Before demitting office, Reddy's team at the petroleum ministry made out a water-tight case to ensure that only in an exceptional case would Reliance get more price for its gas before 2014.
"It will be impossible for Reliance to get more price for its gas before 2014," the government source said, explaining the significance of Reddy's notes on the Reliance file. Even if the company get it to increase the price by Rs 1, it will be surprising," the source added.
The Congress party will not be in a position to allow the government to hike Reliance's gas price since it has been widely reported that the government's estimate stated that the Andhra Pradesh and central governments stood to lose $6.3 billion if Reliance's demand for a higher price was accepted.
When the panel of secretaries, the prime minister's economic advisory council, the petroleum ministry and the minster have put their reservations against Reliance on record, how can the Congress party ignore the facts to help Mukesh Ambani?
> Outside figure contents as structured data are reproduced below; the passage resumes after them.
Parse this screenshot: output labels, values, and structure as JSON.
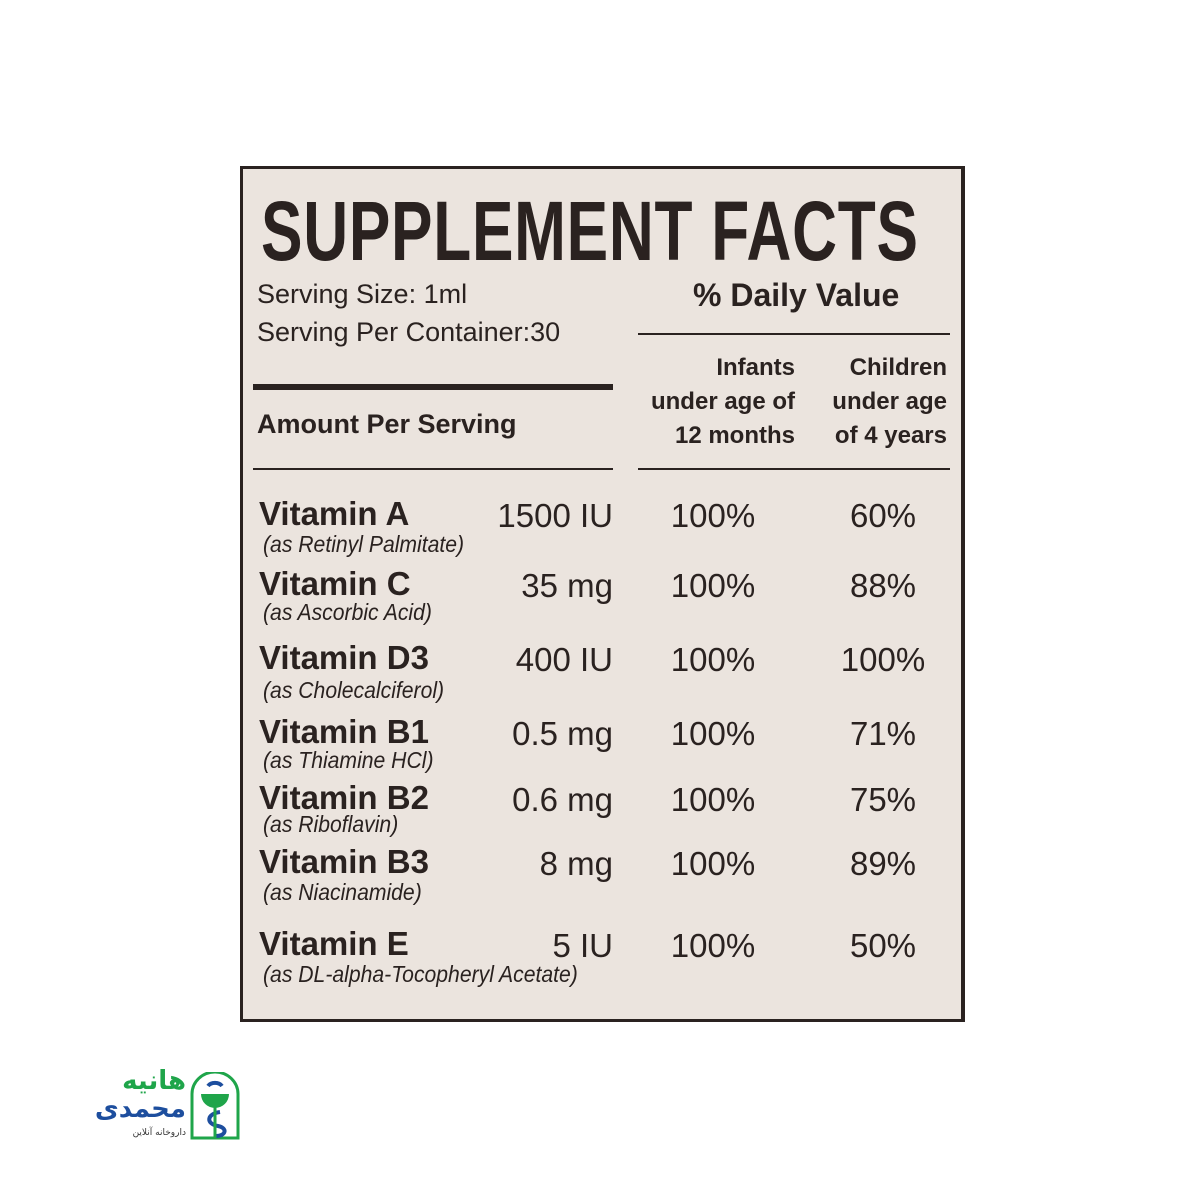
{
  "title": "SUPPLEMENT FACTS",
  "serving_size": "Serving Size: 1ml",
  "servings_per_container": "Serving Per Container:30",
  "daily_value_heading": "% Daily Value",
  "col_infants": [
    "Infants",
    "under age of",
    "12 months"
  ],
  "col_children": [
    "Children",
    "under age",
    "of 4 years"
  ],
  "amount_per_serving": "Amount Per Serving",
  "rows": [
    {
      "name": "Vitamin A",
      "source": "(as Retinyl Palmitate)",
      "amount": "1500 IU",
      "infants": "100%",
      "children": "60%"
    },
    {
      "name": "Vitamin C",
      "source": "(as Ascorbic Acid)",
      "amount": "35 mg",
      "infants": "100%",
      "children": "88%"
    },
    {
      "name": "Vitamin D3",
      "source": "(as Cholecalciferol)",
      "amount": "400 IU",
      "infants": "100%",
      "children": "100%"
    },
    {
      "name": "Vitamin B1",
      "source": "(as Thiamine HCl)",
      "amount": "0.5 mg",
      "infants": "100%",
      "children": "71%"
    },
    {
      "name": "Vitamin B2",
      "source": "(as Riboflavin)",
      "amount": "0.6 mg",
      "infants": "100%",
      "children": "75%"
    },
    {
      "name": "Vitamin B3",
      "source": "(as Niacinamide)",
      "amount": "8 mg",
      "infants": "100%",
      "children": "89%"
    },
    {
      "name": "Vitamin E",
      "source": "(as DL-alpha-Tocopheryl Acetate)",
      "amount": "5 IU",
      "infants": "100%",
      "children": "50%"
    }
  ],
  "logo": {
    "line1": "هانیه",
    "line2": "محمدی",
    "tagline": "داروخانه آنلاین",
    "green": "#1fa54a",
    "blue": "#1d4e9e"
  },
  "colors": {
    "label_bg": "#ebe4de",
    "ink": "#2a2220"
  }
}
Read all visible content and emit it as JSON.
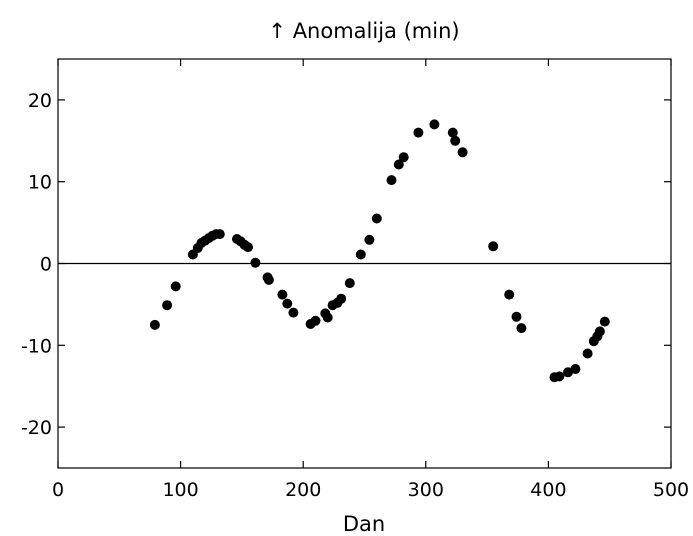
{
  "chart_data": {
    "type": "scatter",
    "title": "↑ Anomalija (min)",
    "xlabel": "Dan",
    "ylabel": "",
    "xlim": [
      0,
      500
    ],
    "ylim": [
      -25,
      25
    ],
    "x_ticks": [
      0,
      100,
      200,
      300,
      400,
      500
    ],
    "y_ticks": [
      -20,
      -10,
      0,
      10,
      20
    ],
    "x_tick_labels": [
      "0",
      "100",
      "200",
      "300",
      "400",
      "500"
    ],
    "y_tick_labels": [
      "-20",
      "-10",
      "0",
      "10",
      "20"
    ],
    "grid": false,
    "reference_line": {
      "y": 0,
      "color": "#000000"
    },
    "marker_color": "#000000",
    "series": [
      {
        "points": [
          [
            79,
            -7.5
          ],
          [
            89,
            -5.1
          ],
          [
            96,
            -2.8
          ],
          [
            110,
            1.1
          ],
          [
            114,
            1.9
          ],
          [
            117,
            2.5
          ],
          [
            120,
            2.8
          ],
          [
            123,
            3.1
          ],
          [
            126,
            3.4
          ],
          [
            129,
            3.6
          ],
          [
            132,
            3.6
          ],
          [
            146,
            3.0
          ],
          [
            149,
            2.7
          ],
          [
            152,
            2.3
          ],
          [
            155,
            2.0
          ],
          [
            161,
            0.1
          ],
          [
            171,
            -1.7
          ],
          [
            172,
            -2.0
          ],
          [
            183,
            -3.8
          ],
          [
            187,
            -4.9
          ],
          [
            192,
            -6.0
          ],
          [
            206,
            -7.4
          ],
          [
            210,
            -7.0
          ],
          [
            218,
            -6.1
          ],
          [
            220,
            -6.6
          ],
          [
            224,
            -5.1
          ],
          [
            228,
            -4.8
          ],
          [
            231,
            -4.3
          ],
          [
            238,
            -2.4
          ],
          [
            247,
            1.1
          ],
          [
            254,
            2.9
          ],
          [
            260,
            5.5
          ],
          [
            272,
            10.2
          ],
          [
            278,
            12.1
          ],
          [
            282,
            13.0
          ],
          [
            294,
            16.0
          ],
          [
            307,
            17.0
          ],
          [
            322,
            16.0
          ],
          [
            324,
            15.0
          ],
          [
            330,
            13.6
          ],
          [
            355,
            2.1
          ],
          [
            368,
            -3.8
          ],
          [
            374,
            -6.5
          ],
          [
            378,
            -7.9
          ],
          [
            405,
            -13.9
          ],
          [
            409,
            -13.8
          ],
          [
            416,
            -13.3
          ],
          [
            422,
            -12.9
          ],
          [
            432,
            -11.0
          ],
          [
            437,
            -9.5
          ],
          [
            440,
            -8.9
          ],
          [
            442,
            -8.3
          ],
          [
            446,
            -7.1
          ]
        ]
      }
    ]
  }
}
'The RIL formula may be taken up for approval only after a policy is put in place. Prima facie, the formula seems to suffer from several infirmities...' the panel of secretaries has noted in writing.''
Does anyone know, Sachin's party? I didn't consider that he belonged to any party. No one has mentioned his party.
If he did say this, he appreciates that he doesn't like the situation, and nor does the Congress. The situation in India is, that people are 'developing' the lives of tribals, because there will be no forests left. This is not because of any govt., but because of the people of our nation. If we have a democratic govt., and the people act in a manner, which aids and abets corruption, then the govt. has to act in the interests of the people. In reality, the govt. in a democracy has no power, the power being vested in the people. The good sense of the people must prevail. When the govt. is seen to be tryng to unfluence people in a democracy, while also trying to safeguard their current interests, the govt. is perhaps called many unhappy terms.